Ich bemerke aber auch schon Besserungen. So ist den Supermärkten aufgefallen, dass sie die Mengenangaben anpassen müssen: Fleisch lässt sich 100-Gramm-weise kaufen, statt in den üblichen Packungen, die rein zufällig immer deutlich mehr enthalten, als man für eine oder zwei Portionen braucht.
Konsequent umgesetzt könnte man so auch Unverpackt-Läden realisieren. Oftmals sind Waren wie Salatgurken nur in Plastik eingeschweißt, um Bio- von anderen Waren zu unterscheiden. Wenn der Supermarkt selbst sortiert, ist das unnötig. Wäre das nicht super? Man kommt von der Arbeit oder vom Kindergarten und holt seine Einkäufe in dem idealen Behältnis ab – etwa eine Klapp-Kiste, die genau in ein Lastenfahrrad passt.

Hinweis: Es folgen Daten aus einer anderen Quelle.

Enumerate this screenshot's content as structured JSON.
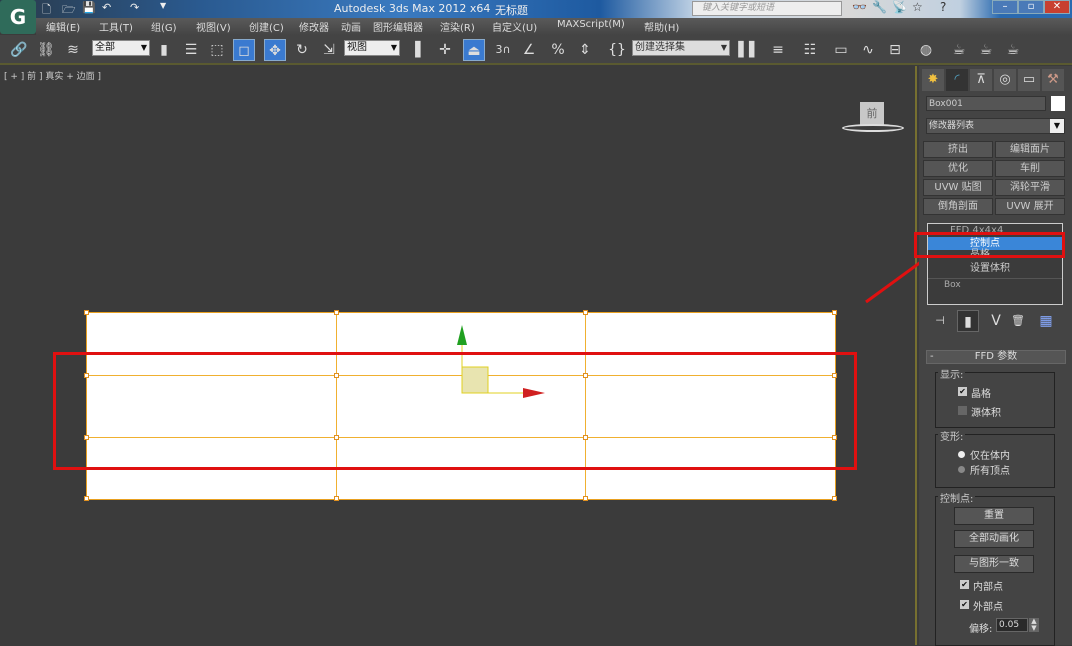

Diese Lösung hätte zumindest in meinem Umfeld viele Vorteile: Sie kommt mit einem Minimum von Arbeit aus: Der Supermarkt muss keine Fahrer suchen, ich muss nicht in einem stundenlangen Zeitfenster auf die Lieferung warten. Zum zweiten habe ich volle Autonomie, da ich mir selbst aussuchen kann, wann ich Zeit habe. Zudem kann ich die Angebote besser vergleichen.
Kurzum: Zehn-Minuten-Lieferdienste sind zwar ein scheinbar innovatives Modell, lösen aber tatsächlich kein Problem: Niemand kann seinen ganzen Bedarf damit decken, es entsteht auch keine Infrastruktur, die mehr als einem Unternehmen dienen kann. Die engagierten Fahrer müssen sich drauf gefasst machen, gefeuert zu werden, sobald die Investoren ein anderes Spielzeug gefunden haben. Der Abholsupermarkt kann hingegen den Ressourcenverbrauch in der Stadt reduzieren und gleichzeitig ein nachhaltigeres Einkaufen fördern.